Communal garden in Hawthorn, Melbourne

TV presenter Kevin McCloud is currently visiting Australia and has a “radical plan” for urban parks. He reckons the roofs of city buildings and up to 30% of urban parkland could be used for communal food production.

To grow food within the city is enormously rich and life-enhancing. It’s a great education tool, the kids love it…Parks could be used for food growing. Why not?

Mr McCloud is well known to Australian TV audiences from Grand Designs, but he’s also known for his 42 unit Triangle development in Swindon. It incorporates a “village green” and a private communal garden.

I like the idea of using roofs for growing food. They’re mostly private spaces so if the owners want to grow vegetables, rear chickens and keep bees, that sounds like a fine idea (no roosters please).

There’re also building sites, vacant allotments and land in buffer zones that could potentially be used for more communal gardens (like these ones in the Melbourne suburbs of Camberwell and Hawthorn).

But at the same time as residents here in Melbourne are fighting the prospect of parkland being taken for freeway interchanges associated with the East-West Link motorway, I’d want to see a good argument for why nearly a third of parkland should be given over to farming.

In the case of Melbourne, I’m not sure residents would take kindly to seeing a large part of Edinburgh Gardens converted to cultivation; or bushland along the Yarra Trail cleared for grazing.

Re-purposing 30% of parkland implies a scale of production much larger than the sort of neighbourhood communal gardens popularised in the media (e.g. see The kids are all right).

It’s highly doubtful that latent demand for neighbourhood communal gardens in Australia’s suburban cities comes even remotely close to Mr McCloud’s 30% target. That much land suggests serious agricultural production.

Growing crops might sound like it’s consistent with traditional park uses (after all, most have trees) but this isn’t something you’d do just for the short-term. It’s for the long haul; it’s effectively a change of use from passive or active recreation to a productive – and most likely commercial – activity.

There’s a long history in Australian cities of parkland being turned over to other activities. In Melbourne, land was excised from both Albert Park and Fawkner Park in the nineteenth century for housing along St Kilda Rd. Over the years more parkland was lost to roads, railways, tramways, high schools, zoos, research establishments, universities, housing, and more.

Parkland has also been “re-purposed” for gated facilities like bowling greens, tennis courts, sports stadia and club houses.
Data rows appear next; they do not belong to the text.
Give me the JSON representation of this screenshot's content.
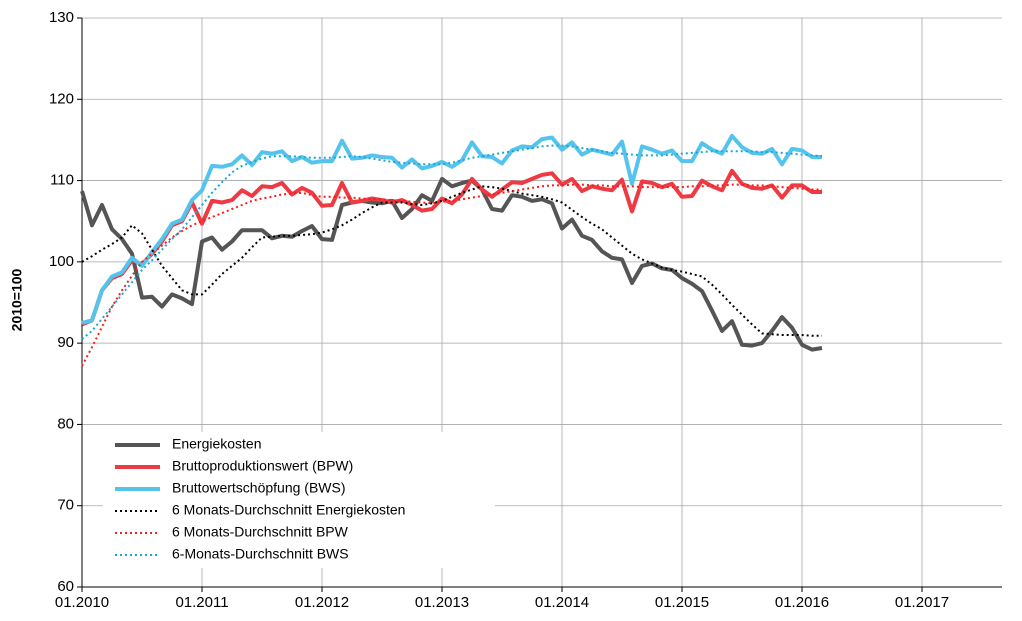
{
  "chart_data": {
    "type": "line",
    "y_label": "2010=100",
    "x": [
      "01.2010",
      "02.2010",
      "03.2010",
      "04.2010",
      "05.2010",
      "06.2010",
      "07.2010",
      "08.2010",
      "09.2010",
      "10.2010",
      "11.2010",
      "12.2010",
      "01.2011",
      "02.2011",
      "03.2011",
      "04.2011",
      "05.2011",
      "06.2011",
      "07.2011",
      "08.2011",
      "09.2011",
      "10.2011",
      "11.2011",
      "12.2011",
      "01.2012",
      "02.2012",
      "03.2012",
      "04.2012",
      "05.2012",
      "06.2012",
      "07.2012",
      "08.2012",
      "09.2012",
      "10.2012",
      "11.2012",
      "12.2012",
      "01.2013",
      "02.2013",
      "03.2013",
      "04.2013",
      "05.2013",
      "06.2013",
      "07.2013",
      "08.2013",
      "09.2013",
      "10.2013",
      "11.2013",
      "12.2013",
      "01.2014",
      "02.2014",
      "03.2014",
      "04.2014",
      "05.2014",
      "06.2014",
      "07.2014",
      "08.2014",
      "09.2014",
      "10.2014",
      "11.2014",
      "12.2014",
      "01.2015",
      "02.2015",
      "03.2015",
      "04.2015",
      "05.2015",
      "06.2015",
      "07.2015",
      "08.2015",
      "09.2015",
      "10.2015",
      "11.2015",
      "12.2015",
      "01.2016",
      "02.2016",
      "03.2016"
    ],
    "xlim": [
      "01.2010",
      "09.2017"
    ],
    "xticks": [
      "01.2010",
      "01.2011",
      "01.2012",
      "01.2013",
      "01.2014",
      "01.2015",
      "01.2016",
      "01.2017"
    ],
    "ylim": [
      60,
      130
    ],
    "yticks": [
      60,
      70,
      80,
      90,
      100,
      110,
      120,
      130
    ],
    "grid": true,
    "legend": "lower left",
    "series": [
      {
        "name": "Energiekosten",
        "color": "#555555",
        "line_style": "solid",
        "values": [
          108.7,
          104.5,
          107,
          104,
          102.8,
          101,
          95.6,
          95.7,
          94.5,
          96,
          95.5,
          94.8,
          102.5,
          103,
          101.5,
          102.5,
          103.9,
          103.9,
          103.9,
          102.9,
          103.2,
          103.1,
          103.8,
          104.4,
          102.8,
          102.7,
          107,
          107.3,
          107.5,
          107.3,
          107.2,
          107.5,
          105.4,
          106.5,
          108.2,
          107.5,
          110.2,
          109.3,
          109.7,
          110,
          108.9,
          106.5,
          106.3,
          108.2,
          108,
          107.5,
          107.7,
          107.2,
          104.1,
          105.2,
          103.2,
          102.7,
          101.3,
          100.5,
          100.3,
          97.4,
          99.5,
          99.8,
          99.2,
          99,
          98,
          97.3,
          96.4,
          94,
          91.5,
          92.7,
          89.8,
          89.7,
          90,
          91.5,
          93.2,
          91.9,
          89.8,
          89.2,
          89.4
        ]
      },
      {
        "name": "Bruttoproduktionswert (BPW)",
        "color": "#ee3a43",
        "line_style": "solid",
        "values": [
          92.3,
          92.8,
          96.5,
          98,
          98.5,
          100.2,
          99.7,
          101,
          102.5,
          104.5,
          105,
          107.3,
          104.7,
          107.5,
          107.3,
          107.6,
          108.8,
          108.1,
          109.3,
          109.2,
          109.7,
          108.3,
          109.1,
          108.5,
          106.9,
          107,
          109.7,
          107.3,
          107.5,
          107.8,
          107.6,
          107.3,
          107.6,
          107,
          106.3,
          106.5,
          107.8,
          107.2,
          108.3,
          110.2,
          108.9,
          108,
          108.9,
          109.8,
          109.7,
          110.2,
          110.7,
          110.9,
          109.5,
          110.2,
          108.7,
          109.3,
          109,
          108.8,
          110.1,
          106.2,
          109.9,
          109.7,
          109.2,
          109.6,
          108,
          108.1,
          110,
          109.3,
          108.8,
          111.2,
          109.6,
          109.1,
          109,
          109.4,
          107.9,
          109.4,
          109.4,
          108.6,
          108.6
        ]
      },
      {
        "name": "Bruttowertschöpfung (BWS)",
        "color": "#55c4ec",
        "line_style": "solid",
        "values": [
          92.5,
          92.8,
          96.5,
          98.2,
          98.7,
          100.5,
          99.5,
          101.2,
          102.8,
          104.7,
          105.2,
          107.6,
          108.8,
          111.8,
          111.7,
          112,
          113.1,
          111.9,
          113.5,
          113.3,
          113.6,
          112.4,
          112.9,
          112.2,
          112.4,
          112.4,
          114.9,
          112.7,
          112.8,
          113.1,
          112.9,
          112.8,
          111.6,
          112.6,
          111.5,
          111.8,
          112.3,
          111.7,
          112.5,
          114.7,
          113,
          112.9,
          112.1,
          113.7,
          114.2,
          114.1,
          115.1,
          115.3,
          113.8,
          114.7,
          113.2,
          113.8,
          113.5,
          113.2,
          114.8,
          109.6,
          114.2,
          113.8,
          113.3,
          113.7,
          112.4,
          112.4,
          114.6,
          113.8,
          113.3,
          115.5,
          114.1,
          113.4,
          113.3,
          113.9,
          112,
          113.9,
          113.7,
          112.9,
          112.9
        ]
      },
      {
        "name": "6 Monats-Durchschnitt Energiekosten",
        "color": "#000000",
        "line_style": "dotted",
        "values": [
          100,
          100.7,
          101.5,
          102.2,
          103,
          104.5,
          103.5,
          101.5,
          99.5,
          98,
          96.5,
          96,
          96,
          97.2,
          98.5,
          99.5,
          100.5,
          101.8,
          103,
          103.1,
          103.2,
          103.2,
          103.3,
          103.4,
          103.6,
          104,
          104.5,
          105.2,
          106,
          106.7,
          107.3,
          107.3,
          107.3,
          107.1,
          107,
          107.2,
          107.5,
          108,
          108.5,
          108.9,
          109.3,
          109.2,
          109,
          108.7,
          108.4,
          108.2,
          108,
          107.7,
          107.3,
          106.4,
          105.5,
          104.7,
          104,
          103,
          102,
          101,
          100.3,
          99.8,
          99.3,
          99,
          98.8,
          98.5,
          98.2,
          97.2,
          96,
          94.7,
          93.5,
          92.3,
          91.2,
          91.1,
          91,
          91,
          91,
          90.9,
          90.9
        ]
      },
      {
        "name": "6 Monats-Durchschnitt BPW",
        "color": "#ff1a1a",
        "line_style": "dotted",
        "values": [
          87.2,
          89.5,
          92,
          94.5,
          96.5,
          98.3,
          100,
          101,
          102,
          103,
          103.8,
          104.5,
          105,
          105.5,
          106,
          106.5,
          107,
          107.5,
          107.8,
          108,
          108.3,
          108.4,
          108.5,
          108.2,
          108,
          108,
          107.9,
          107.9,
          107.8,
          107.7,
          107.7,
          107.6,
          107.5,
          107.4,
          107.3,
          107.2,
          107.4,
          107.5,
          107.7,
          107.9,
          108.1,
          108.3,
          108.5,
          108.7,
          108.9,
          109.1,
          109.3,
          109.4,
          109.4,
          109.5,
          109.5,
          109.4,
          109.4,
          109.3,
          109.3,
          109.3,
          109.2,
          109.2,
          109.2,
          109.2,
          109.2,
          109.3,
          109.3,
          109.4,
          109.4,
          109.5,
          109.5,
          109.4,
          109.4,
          109.3,
          109.2,
          109.1,
          109,
          108.9,
          108.9
        ]
      },
      {
        "name": "6-Monats-Durchschnitt BWS",
        "color": "#1aa6d6",
        "line_style": "dotted",
        "values": [
          90.5,
          91.5,
          93,
          94.5,
          96,
          97.5,
          99,
          100.2,
          101.5,
          102.8,
          104,
          105.5,
          107,
          108.5,
          109.8,
          111,
          111.8,
          112.3,
          112.7,
          113,
          113,
          113,
          112.9,
          112.8,
          112.8,
          112.8,
          112.9,
          113,
          112.9,
          112.7,
          112.5,
          112.3,
          112.2,
          112.1,
          112,
          112,
          112,
          112.2,
          112.5,
          112.8,
          113,
          113.2,
          113.4,
          113.6,
          113.8,
          114,
          114.2,
          114.3,
          114.3,
          114.2,
          114,
          113.8,
          113.6,
          113.4,
          113.3,
          113.2,
          113.1,
          113.1,
          113.1,
          113.2,
          113.3,
          113.4,
          113.5,
          113.6,
          113.6,
          113.6,
          113.6,
          113.6,
          113.5,
          113.5,
          113.4,
          113.3,
          113.2,
          113.1,
          113
        ]
      }
    ]
  }
}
Enclosed facilities like the National Tennis Centre (Yarra Park) and the Melbourne Sports and Aquatic Centre (Albert Park) replaced open parkland.

Turning over large areas of public open space for agricultural production would amount to the same thing.

Some might argue that Mr McLoud’s idea is justified on the grounds that urban farms reduce “food miles”. However that’s a specious argument, as I’ve discussed before (e.g. see Is local food more sustainable? and Does being a locavore add up?).

UK environmental activist Greg Sharzer points out in his recent book, No Local, that “the distance between farm and market isn’t an accurate gauge of environmental costs”. He cites the example of frozen fish; large-scale container and rail shipping means importing it to the UK emits less carbon than growing fresh fish locally.

Only around 4% of the total carbon emissions from agriculture are due to transport. Almost all emissions from farming occur on farms and in factories.

If urban parkland were to be the sort of serious food source envisaged by Mr McCloud there’d inevitably be pressure for fencing, fertilisers, machines, trucks, and night-time operation. Maintaining the amenity of residents and providing economic inputs (e.g. reliable water supply) would add to costs and make it difficult to be competitive compared to non-urban locations.

We are not so short of agricultural land in Australia that we need to convert urban parkland to farms. Even ignoring the scope for trade, we’ve been able to reduce the area of land used for farming while increasing the productivity of agriculture (e.g. see Is sprawl undermining food security?).

Probably the key issue is what park activities (or which parks) would be displaced by agriculture. Both active and passive urban parklands already serve a range of valuable community purposes for which there aren’t easy substitutes. I rarely hear anyone complaining there’s too much public open space in cities.

There’s a place in our cities for small-scale neighbourhood community gardens to meet the recreational and social needs of nearby residents (1). Existing ones are mostly located on private land or on small spaces with compatible uses.

Whether or not any communal gardens should be located in parks might be arguable, but conversion of parkland on the scale proposed by Mr McCloud isn’t. It’s not necessary, it’s not likely to be viable, and the price we’d pay would be too high.

_____________________________________

  1. The Collingwood Children’s Farm and the CERES Community Environment Park in Melbourne give city schools and families an opportunity to introduce children to the wonders of agriculture. If there’s a need for more venues, e.g. for residents of middle and outer suburbs, they could be located on (actual) farming land on the edge of the city.